What the FCA’s figures do not show us, is the number of pots that never get spent by their owners but simply pass into the estate, untouched – at death.
The phenomenon of the untouched pot may please those – like John Major – who saw wealth cascading through the generations, a vision recently reinforced by Steve Webb in his role at Royal London.
However, I fear that many of the pots that remain untouched are never accessed out of fear (of drawing the money foolishly) or ignorance (of the pot’s existence).
I am not here arguing for a return to compulsory annuitisation (even for the 75+ cohort), but I am suggesting that the insurance companies and trusts that manage our DC savings have a job to do for those who never claim, just as they have a job to manage the gold rush at 55.
Thinking of pensions as social insurance gets me thinking of managing people’s retirement choices as akin to running an insurance claims department.
Quite properly there should be a balance between discouraging early encashment of retirement savings and the never-claim culture of the uber-prudent or the financially incapable.
Let’s look again at the highlights of the FCA’s latest survey of how we are accessing our retirement savings.
- Just over 645,000 pension plans were accessed to buy an annuity, move into drawdown or take a first cash withdrawal in 2018/19.
- 4 in 10 of all the pension pots accessed had a value of less than £10,000.
- Over 350,000 pension pots were fully withdrawn at the first time of access; 90% of which were less than £30,000 in value.
- 48% of plans were accessed without regulated advice or guidance being taken by the plan holder. 37% of plans were accessed by plan holders who took regulated advice and 15% by plan holders who did not take advice but received Pension Wise guidance.
- 40% of regular withdrawals were withdrawn at an annual rate of 8% or more of the pot value.
- Pension providers covered by the FCA’s data return received 57,000 defined benefit (DB) to defined contribution (DC) pension transfers.
My candid assessment is that this shows a market that is badly in need of that old fashioned service “claims management”.
Quite apart from financial advice, which is a highly sophisticated concept which simply doesn’t suit the needs of many people, there is need for simple assistance with a claim from the managers of our money.

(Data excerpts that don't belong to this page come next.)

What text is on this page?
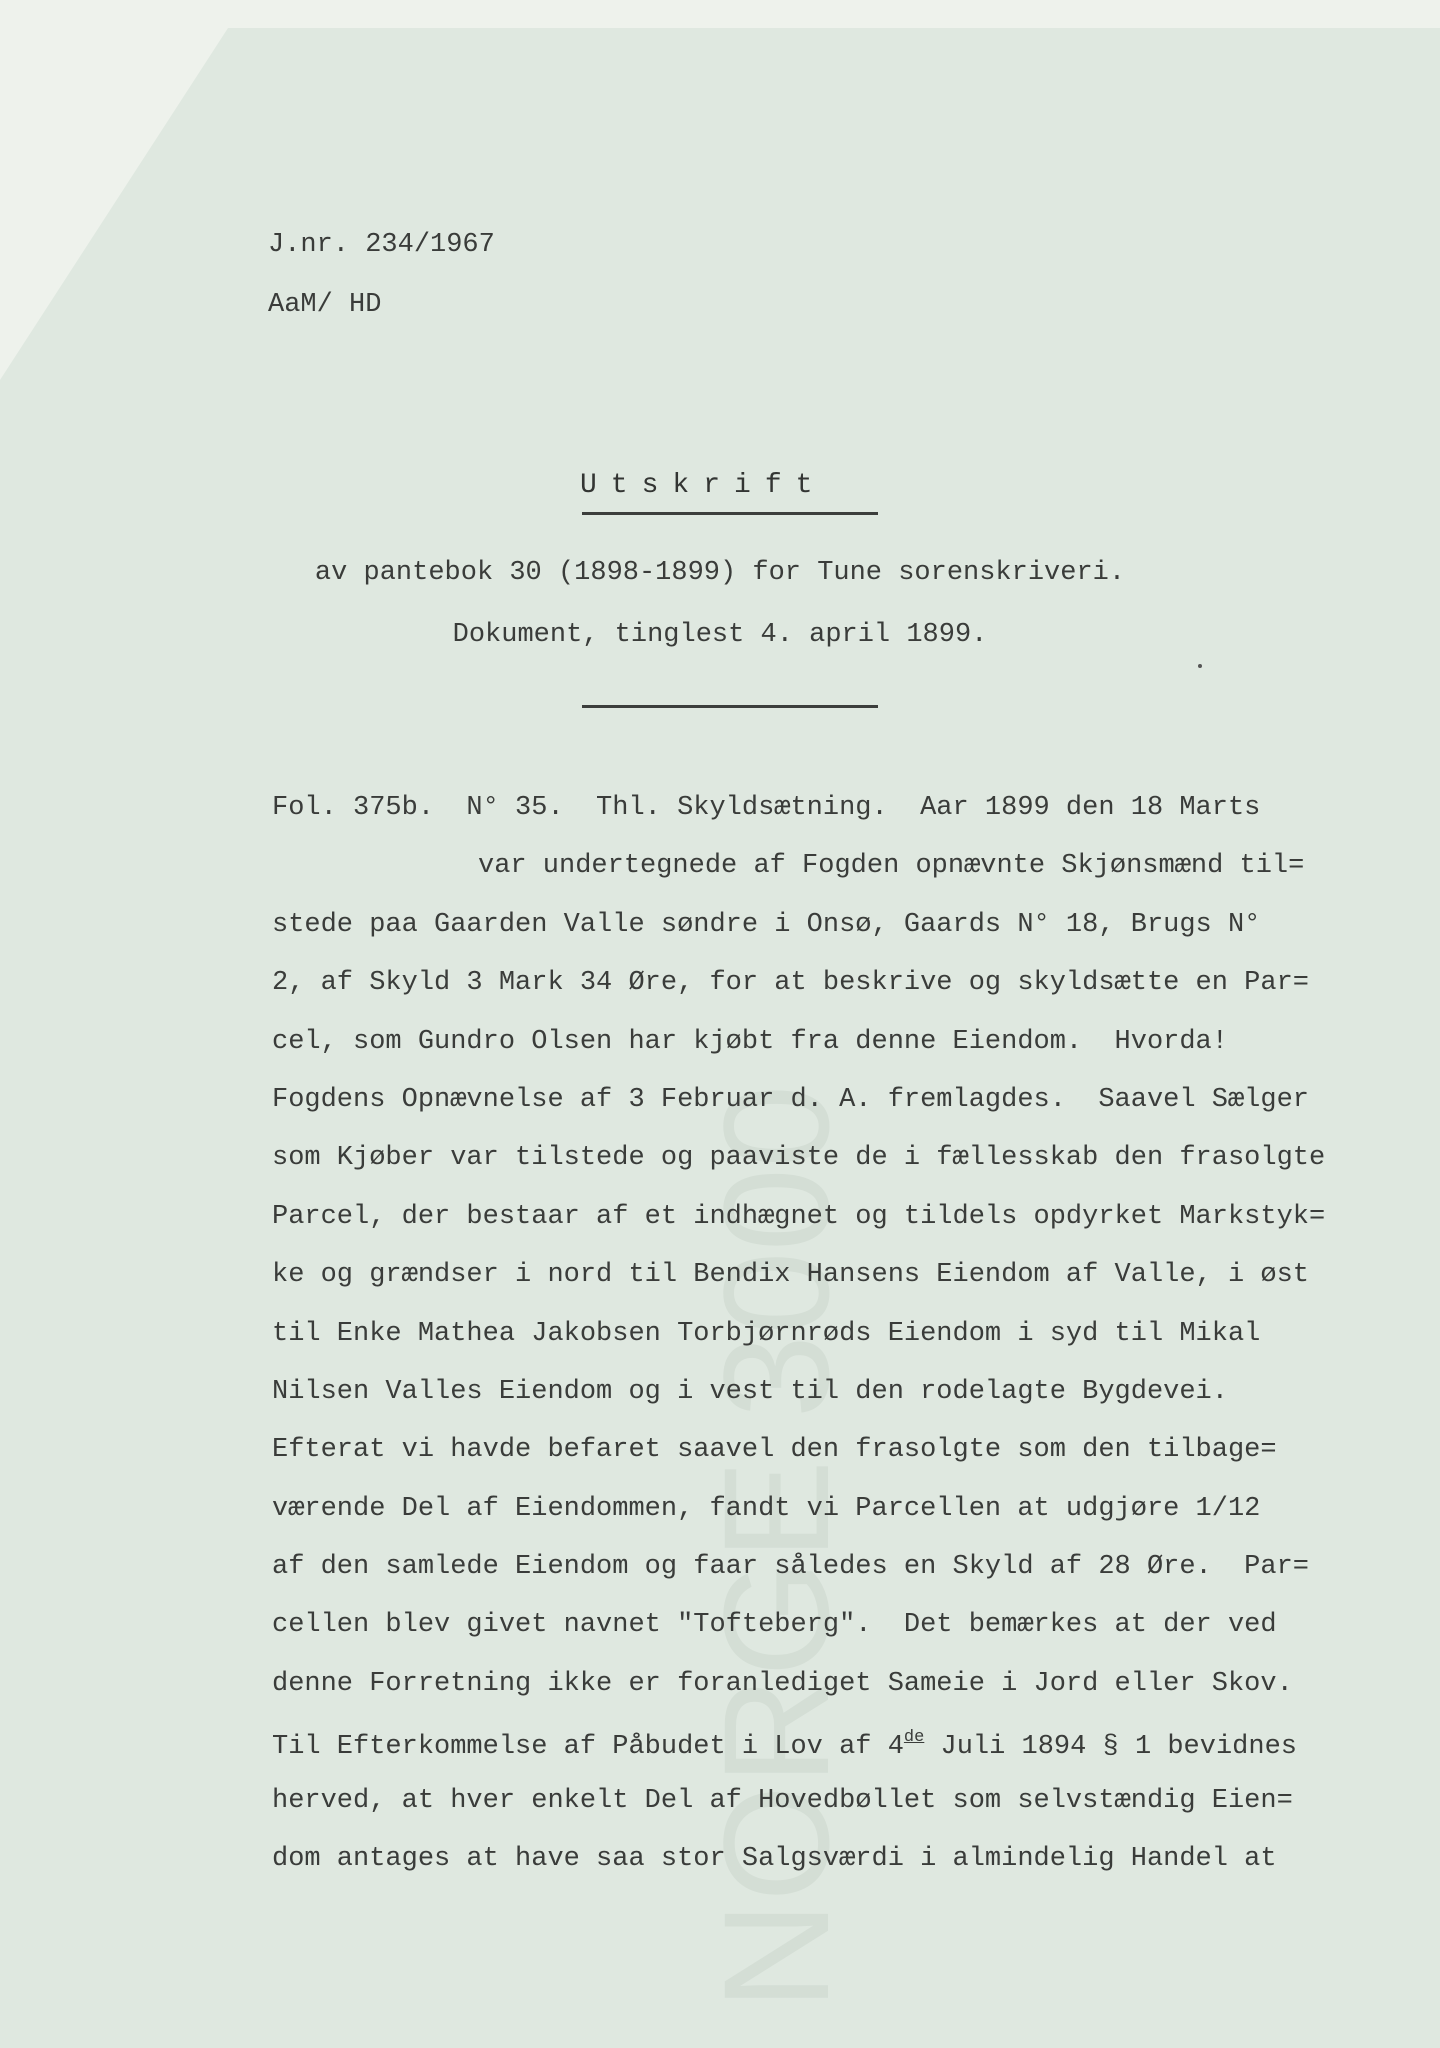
NORGE 3000
J.nr. 234/1967
AaM/ HD
Utskrift
av pantebok 30 (1898-1899) for Tune sorenskriveri.
Dokument, tinglest 4. april 1899.
Fol. 375b.  N° 35.  Thl. Skyldsætning.  Aar 1899 den 18 Marts
var undertegnede af Fogden opnævnte Skjønsmænd til=
stede paa Gaarden Valle søndre i Onsø, Gaards N° 18, Brugs N°
2, af Skyld 3 Mark 34 Øre, for at beskrive og skyldsætte en Par=
cel, som Gundro Olsen har kjøbt fra denne Eiendom.  Hvorda!
Fogdens Opnævnelse af 3 Februar d. A. fremlagdes.  Saavel Sælger
som Kjøber var tilstede og paaviste de i fællesskab den frasolgte
Parcel, der bestaar af et indhægnet og tildels opdyrket Markstyk=
ke og grændser i nord til Bendix Hansens Eiendom af Valle, i øst
til Enke Mathea Jakobsen Torbjørnrøds Eiendom i syd til Mikal
Nilsen Valles Eiendom og i vest til den rodelagte Bygdevei.
Efterat vi havde befaret saavel den frasolgte som den tilbage=
værende Del af Eiendommen, fandt vi Parcellen at udgjøre 1/12
af den samlede Eiendom og faar således en Skyld af 28 Øre.  Par=
cellen blev givet navnet "Tofteberg".  Det bemærkes at der ved
denne Forretning ikke er foranlediget Sameie i Jord eller Skov.
Til Efterkommelse af Påbudet i Lov af 4de Juli 1894 § 1 bevidnes
herved, at hver enkelt Del af Hovedbøllet som selvstændig Eien=
dom antages at have saa stor Salgsværdi i almindelig Handel at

This management should include help on tax , inflation and the impact of spending less now rather than tomorrow. This relates to concepts such as frugality which are deeply out of favour but which resonate with ordinary people.
The power of patience
Deferring taking our retirement savings – however we choose to do so, is desirable – except where life expectancy looks grim.
We know that people are overly pessimistic about life-expectancy and underestimate how long they live by seven years.
We also know that people dislike thinking about the consequences of growing sick in later years.
For all these reasons, deferred gratification of retirement savings makes sense (but is not happening much).
Set against this, the value of sorting immediate debt – often assumed to be repaid at 55 and the understandable joy at treating oneself and the family from a dip into the tax-free lump sum and you have a cogent argument for why 7/10 pots were accessed between 55 and 64.
It is true that we all have pensions coming to us from 66 or later but I worry that many of my generation have stopped thinking of private pensions plans as pensions at all.
We must change that mindset, if we are to talk of pension planning in any meaningful sense. We need to start messaging the power of patience – and without delay.